Os sete entrevistados identificaram como necessidade prioritária no processo de recuperação a existência de uma relação mais humana com os profissionais que permitisse a livre expressão de seus sentimentos e emoções, por meio da qual pudessem receber afeto, cortesia, atenção e respeito como seres humanos. Quatro sujeitos referiram não ter encontrado na instituição esse tipo de relação com a equipe profissional. Entretanto, três entrevistados relataram que alguns técnicos de enfermagem ajudaram no sentido de conversar, dar conselhos. (José, Carlos, Pedro)

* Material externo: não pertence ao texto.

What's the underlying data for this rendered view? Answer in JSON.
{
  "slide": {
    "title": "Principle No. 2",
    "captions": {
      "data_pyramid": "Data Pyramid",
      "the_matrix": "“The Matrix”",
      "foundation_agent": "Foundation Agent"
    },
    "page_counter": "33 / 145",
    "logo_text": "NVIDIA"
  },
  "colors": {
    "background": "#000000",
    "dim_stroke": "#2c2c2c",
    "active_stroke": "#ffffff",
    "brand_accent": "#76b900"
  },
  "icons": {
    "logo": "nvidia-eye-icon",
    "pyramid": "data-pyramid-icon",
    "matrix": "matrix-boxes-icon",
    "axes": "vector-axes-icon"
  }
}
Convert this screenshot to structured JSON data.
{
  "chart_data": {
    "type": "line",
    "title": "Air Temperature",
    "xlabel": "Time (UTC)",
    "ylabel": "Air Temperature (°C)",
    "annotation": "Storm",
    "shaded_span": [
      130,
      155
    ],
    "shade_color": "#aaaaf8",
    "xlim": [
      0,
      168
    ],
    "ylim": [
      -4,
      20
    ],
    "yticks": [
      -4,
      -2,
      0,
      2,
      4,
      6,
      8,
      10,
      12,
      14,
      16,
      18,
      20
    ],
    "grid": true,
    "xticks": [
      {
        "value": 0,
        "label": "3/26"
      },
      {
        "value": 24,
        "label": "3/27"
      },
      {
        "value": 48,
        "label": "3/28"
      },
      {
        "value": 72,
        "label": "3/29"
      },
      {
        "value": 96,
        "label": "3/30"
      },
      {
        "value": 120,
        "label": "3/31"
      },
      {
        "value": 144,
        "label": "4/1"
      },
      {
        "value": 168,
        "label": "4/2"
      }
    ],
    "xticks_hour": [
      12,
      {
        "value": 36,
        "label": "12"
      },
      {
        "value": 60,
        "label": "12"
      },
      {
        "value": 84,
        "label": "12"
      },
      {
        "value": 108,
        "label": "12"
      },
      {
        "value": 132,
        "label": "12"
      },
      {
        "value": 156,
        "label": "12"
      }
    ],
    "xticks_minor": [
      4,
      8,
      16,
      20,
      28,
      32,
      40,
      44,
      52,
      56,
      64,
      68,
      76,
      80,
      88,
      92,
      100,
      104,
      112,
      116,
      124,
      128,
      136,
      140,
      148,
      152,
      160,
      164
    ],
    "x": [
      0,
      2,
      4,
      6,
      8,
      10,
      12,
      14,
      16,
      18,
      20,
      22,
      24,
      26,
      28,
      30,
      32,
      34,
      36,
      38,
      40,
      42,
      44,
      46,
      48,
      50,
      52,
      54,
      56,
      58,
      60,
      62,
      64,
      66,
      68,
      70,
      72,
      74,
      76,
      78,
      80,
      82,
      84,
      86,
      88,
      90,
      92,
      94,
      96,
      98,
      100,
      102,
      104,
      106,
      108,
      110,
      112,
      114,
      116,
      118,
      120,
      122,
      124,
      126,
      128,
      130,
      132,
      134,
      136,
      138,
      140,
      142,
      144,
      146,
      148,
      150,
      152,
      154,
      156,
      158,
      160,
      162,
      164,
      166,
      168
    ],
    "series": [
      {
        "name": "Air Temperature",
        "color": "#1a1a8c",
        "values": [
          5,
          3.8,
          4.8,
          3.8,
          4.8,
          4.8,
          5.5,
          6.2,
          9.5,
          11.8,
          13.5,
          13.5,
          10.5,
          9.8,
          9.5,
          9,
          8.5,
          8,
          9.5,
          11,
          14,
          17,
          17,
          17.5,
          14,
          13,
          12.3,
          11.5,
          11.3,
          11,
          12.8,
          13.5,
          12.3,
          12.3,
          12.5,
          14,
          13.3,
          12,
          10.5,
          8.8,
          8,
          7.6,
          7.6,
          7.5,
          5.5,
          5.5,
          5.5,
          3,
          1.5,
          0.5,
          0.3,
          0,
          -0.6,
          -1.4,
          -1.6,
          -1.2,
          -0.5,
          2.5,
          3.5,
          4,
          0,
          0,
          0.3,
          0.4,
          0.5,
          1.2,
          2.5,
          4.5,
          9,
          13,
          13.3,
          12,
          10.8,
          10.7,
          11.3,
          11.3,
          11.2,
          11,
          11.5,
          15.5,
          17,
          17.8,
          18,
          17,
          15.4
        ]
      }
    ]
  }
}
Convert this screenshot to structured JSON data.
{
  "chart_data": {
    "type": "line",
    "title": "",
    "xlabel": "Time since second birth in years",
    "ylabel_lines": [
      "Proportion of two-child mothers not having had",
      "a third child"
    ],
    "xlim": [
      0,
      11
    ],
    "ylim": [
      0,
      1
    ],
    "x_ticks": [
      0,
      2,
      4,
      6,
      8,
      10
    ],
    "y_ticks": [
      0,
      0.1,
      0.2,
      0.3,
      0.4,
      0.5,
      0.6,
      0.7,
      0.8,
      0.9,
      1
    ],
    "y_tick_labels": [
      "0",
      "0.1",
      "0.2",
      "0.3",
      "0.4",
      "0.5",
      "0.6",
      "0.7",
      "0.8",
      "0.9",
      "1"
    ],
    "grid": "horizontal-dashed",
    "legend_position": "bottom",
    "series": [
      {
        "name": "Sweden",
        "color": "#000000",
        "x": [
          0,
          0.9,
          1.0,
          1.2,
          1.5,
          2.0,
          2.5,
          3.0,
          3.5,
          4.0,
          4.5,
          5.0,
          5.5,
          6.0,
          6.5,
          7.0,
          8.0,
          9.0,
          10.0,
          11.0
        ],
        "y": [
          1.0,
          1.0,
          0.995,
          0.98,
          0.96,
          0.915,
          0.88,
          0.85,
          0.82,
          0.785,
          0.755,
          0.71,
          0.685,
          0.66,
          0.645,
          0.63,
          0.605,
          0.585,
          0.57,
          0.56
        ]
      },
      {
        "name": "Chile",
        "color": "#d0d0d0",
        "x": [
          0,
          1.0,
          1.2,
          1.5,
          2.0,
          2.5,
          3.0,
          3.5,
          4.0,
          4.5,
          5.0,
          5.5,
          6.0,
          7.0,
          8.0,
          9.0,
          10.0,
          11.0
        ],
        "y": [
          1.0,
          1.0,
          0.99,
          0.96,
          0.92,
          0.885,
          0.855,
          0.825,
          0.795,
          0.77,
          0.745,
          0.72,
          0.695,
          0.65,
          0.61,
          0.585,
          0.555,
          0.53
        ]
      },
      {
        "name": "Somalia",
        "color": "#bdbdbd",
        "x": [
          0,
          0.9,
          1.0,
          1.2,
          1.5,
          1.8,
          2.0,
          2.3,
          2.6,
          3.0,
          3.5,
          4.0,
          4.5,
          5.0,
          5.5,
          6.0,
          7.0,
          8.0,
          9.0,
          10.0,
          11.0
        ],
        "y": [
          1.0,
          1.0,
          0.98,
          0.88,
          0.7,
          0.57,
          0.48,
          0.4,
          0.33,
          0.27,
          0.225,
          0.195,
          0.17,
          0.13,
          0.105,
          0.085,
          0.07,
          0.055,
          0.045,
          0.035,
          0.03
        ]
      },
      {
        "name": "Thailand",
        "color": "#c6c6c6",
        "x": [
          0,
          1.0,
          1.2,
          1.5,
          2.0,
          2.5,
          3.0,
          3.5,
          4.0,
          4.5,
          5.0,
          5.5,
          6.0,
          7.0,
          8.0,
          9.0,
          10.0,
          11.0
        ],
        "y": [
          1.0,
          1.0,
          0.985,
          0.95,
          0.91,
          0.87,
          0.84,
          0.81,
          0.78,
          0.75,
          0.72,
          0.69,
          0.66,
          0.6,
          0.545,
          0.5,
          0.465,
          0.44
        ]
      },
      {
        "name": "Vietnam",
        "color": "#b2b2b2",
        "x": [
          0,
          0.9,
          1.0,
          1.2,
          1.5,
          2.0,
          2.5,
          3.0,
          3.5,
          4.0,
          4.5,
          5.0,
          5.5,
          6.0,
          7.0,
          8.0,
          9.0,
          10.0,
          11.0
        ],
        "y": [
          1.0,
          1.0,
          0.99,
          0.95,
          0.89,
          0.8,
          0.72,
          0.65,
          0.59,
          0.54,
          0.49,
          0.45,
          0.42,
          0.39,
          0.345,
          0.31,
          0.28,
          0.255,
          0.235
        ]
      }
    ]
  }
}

Os entrevistados enfatizam a relevância da atenção dos profissionais da saúde para com seus problemas, do ato de conversar, ouvir e discutir, como refere Pedro:

Precisava ter mais gente que conversasse conosco, que pegasse um por um e perguntasse como estás te sentindo e que dessem atenção e mostrassem caminhos diferentes.

Da mesma forma, outro participante ressalta essa importância quando diz:

É bom desabafar com alguém, eu sinto falta disso aqui. (Carlos)

Essas manifestações mostram que as pessoas que participaram deste estudo não recebem os cuidados mais essenciais que se espera de um serviço de saúde, ou seja, o ato de dar atenção. No entanto, todos os profissionais, de qualquer campo de atuação, são alertados, em algum momento de sua formação, quanto à necessidade e a importância de prestar um tipo de assistência que inclua cuidados como ouvir, conhecer as angústias dos pacientes, seus anseios, principalmente em um serviço de saúde mental que requer um ambiente terapêutico aberto à expressão e ao diálogo.

Roberto diz:

Quem me ajuda aqui [no hospital] não é médico nem psicólogo, é o rapaz da cozinha. Ele conversa comigo sobre Deus, família, essas coisas.

Considerando que as práticas de cuidado são da responsabilidade de todos os profissionais que participam do tratamento do usuário, é preocupante a constatação de que o paciente encontra somente no copeiro o cuidado que considera indispensável para sua recuperação, embora este trabalhador não tenha recebido formalmente os conhecimentos específicos sobre saúde mental. Isso em uma instituição de saúde que conta com profissionais técnicos de enfermagem, enfermeiros, médicos, psicólogos, assistentes sociais, os quais compõem a equipe que, teoricamente, deveria estar preparada e é considerada indispensável para o tratamento de um problema como a dependência química.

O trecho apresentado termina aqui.